'Robert the Bruce' Review
Actor Angus Macfadyen has done something rare in movie history. 25-years ago, Macfadyen played historical Scottish figure Robert the Bruce in Mel Gibson’s 1995 epic “Braveheart”. Now — a quarter-century later — Macfadyen has reprised that same role in a new film he also produced and co-wrote.
So in a sense, “Robert the Bruce” (available on VOD) is a semi-sequel to “Braveheart”. It resumes the story of Scotland’s quest for independence — and the leaders and commoners who fought to make it happen.
A few years after Gibson’s William Wallace was executed by the English (he only gets a brief, early mention here), Robert continues the cause. But a series of defeats in battle have taken the spirit out of the aging king. He tells his men he’s done fighting and sends them home. But there’s a price on Robert’s head, so quietly retiring is easier said than done. The injured, weary king is discovered, near death, by a family living in the wilderness.

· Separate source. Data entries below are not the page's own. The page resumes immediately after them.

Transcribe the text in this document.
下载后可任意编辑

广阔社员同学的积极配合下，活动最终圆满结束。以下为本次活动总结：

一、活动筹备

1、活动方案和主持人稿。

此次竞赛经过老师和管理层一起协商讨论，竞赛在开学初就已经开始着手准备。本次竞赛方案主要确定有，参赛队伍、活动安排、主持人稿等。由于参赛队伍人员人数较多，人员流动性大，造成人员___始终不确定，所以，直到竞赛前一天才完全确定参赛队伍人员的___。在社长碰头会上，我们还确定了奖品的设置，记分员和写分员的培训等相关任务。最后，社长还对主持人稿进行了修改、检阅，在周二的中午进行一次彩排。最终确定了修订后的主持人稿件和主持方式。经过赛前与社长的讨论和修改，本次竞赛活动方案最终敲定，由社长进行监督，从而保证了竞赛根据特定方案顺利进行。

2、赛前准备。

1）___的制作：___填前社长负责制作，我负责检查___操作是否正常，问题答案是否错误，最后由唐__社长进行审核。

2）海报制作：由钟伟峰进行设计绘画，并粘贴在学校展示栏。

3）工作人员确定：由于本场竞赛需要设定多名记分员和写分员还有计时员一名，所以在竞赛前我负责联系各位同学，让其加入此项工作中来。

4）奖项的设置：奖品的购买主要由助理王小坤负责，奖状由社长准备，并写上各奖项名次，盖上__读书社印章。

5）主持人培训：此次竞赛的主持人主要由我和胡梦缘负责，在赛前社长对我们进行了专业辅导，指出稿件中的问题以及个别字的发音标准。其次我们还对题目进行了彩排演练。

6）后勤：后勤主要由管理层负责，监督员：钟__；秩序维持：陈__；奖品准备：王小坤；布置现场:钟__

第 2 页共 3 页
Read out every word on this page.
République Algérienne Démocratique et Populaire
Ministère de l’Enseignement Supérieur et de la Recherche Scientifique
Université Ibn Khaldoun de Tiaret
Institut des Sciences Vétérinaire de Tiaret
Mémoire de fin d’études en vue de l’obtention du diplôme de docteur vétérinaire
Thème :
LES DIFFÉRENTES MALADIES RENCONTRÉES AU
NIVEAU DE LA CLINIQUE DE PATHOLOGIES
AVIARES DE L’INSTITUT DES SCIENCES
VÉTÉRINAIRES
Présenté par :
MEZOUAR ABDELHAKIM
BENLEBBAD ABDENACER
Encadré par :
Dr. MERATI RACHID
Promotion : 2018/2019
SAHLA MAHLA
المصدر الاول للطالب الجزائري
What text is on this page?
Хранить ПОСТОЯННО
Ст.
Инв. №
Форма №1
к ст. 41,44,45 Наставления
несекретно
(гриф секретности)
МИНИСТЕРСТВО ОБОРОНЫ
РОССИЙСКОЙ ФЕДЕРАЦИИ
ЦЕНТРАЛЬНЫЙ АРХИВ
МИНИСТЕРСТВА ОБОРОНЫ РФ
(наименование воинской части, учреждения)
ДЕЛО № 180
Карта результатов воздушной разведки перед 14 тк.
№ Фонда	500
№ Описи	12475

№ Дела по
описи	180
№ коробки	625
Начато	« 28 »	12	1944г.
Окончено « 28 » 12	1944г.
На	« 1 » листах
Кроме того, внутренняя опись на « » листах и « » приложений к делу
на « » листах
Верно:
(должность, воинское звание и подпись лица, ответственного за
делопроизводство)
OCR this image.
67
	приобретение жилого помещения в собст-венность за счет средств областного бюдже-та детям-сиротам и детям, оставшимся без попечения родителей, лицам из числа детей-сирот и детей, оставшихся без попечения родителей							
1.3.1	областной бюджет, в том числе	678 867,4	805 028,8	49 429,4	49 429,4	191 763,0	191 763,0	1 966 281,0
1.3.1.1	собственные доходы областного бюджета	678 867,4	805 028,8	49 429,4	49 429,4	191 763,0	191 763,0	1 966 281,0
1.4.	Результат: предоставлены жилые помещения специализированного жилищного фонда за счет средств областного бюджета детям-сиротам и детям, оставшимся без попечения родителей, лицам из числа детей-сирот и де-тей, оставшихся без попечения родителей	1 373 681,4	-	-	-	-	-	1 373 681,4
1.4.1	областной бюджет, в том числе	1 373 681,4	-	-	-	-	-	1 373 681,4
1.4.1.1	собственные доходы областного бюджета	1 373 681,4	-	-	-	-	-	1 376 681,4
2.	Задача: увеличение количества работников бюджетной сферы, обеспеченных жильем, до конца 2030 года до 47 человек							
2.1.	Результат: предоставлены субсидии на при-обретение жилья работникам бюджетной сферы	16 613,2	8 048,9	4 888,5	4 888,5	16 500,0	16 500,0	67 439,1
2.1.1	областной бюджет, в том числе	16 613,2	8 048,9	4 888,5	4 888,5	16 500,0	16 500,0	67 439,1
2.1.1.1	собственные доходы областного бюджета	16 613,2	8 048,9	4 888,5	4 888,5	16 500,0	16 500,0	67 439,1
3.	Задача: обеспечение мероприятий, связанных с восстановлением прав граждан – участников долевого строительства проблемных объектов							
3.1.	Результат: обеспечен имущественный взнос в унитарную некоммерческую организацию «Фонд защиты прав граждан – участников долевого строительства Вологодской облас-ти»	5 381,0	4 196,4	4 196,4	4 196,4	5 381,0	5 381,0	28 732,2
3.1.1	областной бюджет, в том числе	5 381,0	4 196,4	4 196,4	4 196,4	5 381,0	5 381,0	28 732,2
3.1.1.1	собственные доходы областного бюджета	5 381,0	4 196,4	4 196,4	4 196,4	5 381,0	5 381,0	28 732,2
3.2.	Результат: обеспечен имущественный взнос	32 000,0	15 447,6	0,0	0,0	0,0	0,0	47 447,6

They nurture Robert back to health, but put themselves in danger in the process.
The snowy Scotland landscape serves as a nice backdrop for “Robert the Bruce”. This is a rich, character-driven saga that’s modeled much-like a classic sports movie: the fading coach/boxer on the verge of retirement gets sucked back in, inspired to give his all one final time. Bruce! Bruce! Bruce! Bruce!
“RTB” takes its sweet time, but it’s a medieval drama that never ventures into dull territory. The cast delivers natural, wholesome performances, led by Macfadyen, and real-life brother/sister Gabriel and Talitha Bateman (who play young cousins). Anna Hutchison, who plays the family’s strong, defiant leader, has the most complex role. Director Richard Gray frames the story from her perspective — with the ultimate reason revealed in the final scene.
Smartly, the violence isn’t disproportionately grandiose. If you’re looking for rousing speeches, bloody battles and an overall sense of spectacle, re-watch Gibson’s Oscar-winner on Prime Video. “Robert the Bruce” presents a much quieter, more personal “inside story” of loyalty and destiny amidst a desperate country’s fight for freedom.